It is arguable that the work done in prisons goes against the 13th amendment, which outlaws slavery and involuntary servitude. Though it can also be argued that these prisoners committed a crime in which they are now being punished for. Even so, the role of the American government is to protect the rights and interests of the American People. The penal system was created to help those who did wrong and help them become law-abiding citizens.
Providing education for inmates would help make the inmates law-abiding citizens. Education would give the prisoners the tools they need to turn their life around and get a paying and honest job. Right now the economy is in such a bad state that it hard for even citizens with a clear record and a good education to find jobs. In my opinion, many people turn to crime because they don’t have the tools they need to survive in the real world. Of course, there are some exceptions.

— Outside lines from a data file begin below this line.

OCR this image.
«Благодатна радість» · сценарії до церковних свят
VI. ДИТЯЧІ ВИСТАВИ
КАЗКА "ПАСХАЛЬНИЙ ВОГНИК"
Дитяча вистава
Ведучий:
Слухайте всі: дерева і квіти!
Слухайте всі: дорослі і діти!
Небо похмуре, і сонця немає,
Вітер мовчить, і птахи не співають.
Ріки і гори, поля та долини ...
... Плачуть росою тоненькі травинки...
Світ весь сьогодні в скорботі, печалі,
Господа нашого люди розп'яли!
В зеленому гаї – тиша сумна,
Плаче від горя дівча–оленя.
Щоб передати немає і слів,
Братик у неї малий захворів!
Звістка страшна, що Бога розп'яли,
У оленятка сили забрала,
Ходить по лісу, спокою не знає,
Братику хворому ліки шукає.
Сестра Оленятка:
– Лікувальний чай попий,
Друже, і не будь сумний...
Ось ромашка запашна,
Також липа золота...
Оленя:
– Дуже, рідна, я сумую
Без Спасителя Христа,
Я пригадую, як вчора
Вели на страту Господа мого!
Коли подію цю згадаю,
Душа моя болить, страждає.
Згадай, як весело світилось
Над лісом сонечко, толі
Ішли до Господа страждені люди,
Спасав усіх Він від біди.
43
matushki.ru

Not paying inmates for the work they do and only giving them $25 when they are released from Georgia State prisons makes it hard to survive, especially if they have no money or a job. Sending these ex-convicts back into the real world with not enough to survive is pretty much setting them up to fall back into crime.
Being surrounded by violence, especially violence incited by guards, doesn’t help the inmates at all. It creates anger and more problems and doesn’t get them into the mind set to be a law-abiding citizen. Even though prisons are supposed to help create law-abiding citizens it seems that the prisons are actually pushing the inmates back into the realm of crime. If some of the demands were met that the prisoners made, I think it would go a long way in helping them become better people. I also think that the fact that these prisoners staged a peaceful strike instead of a violent strike should be rewarded.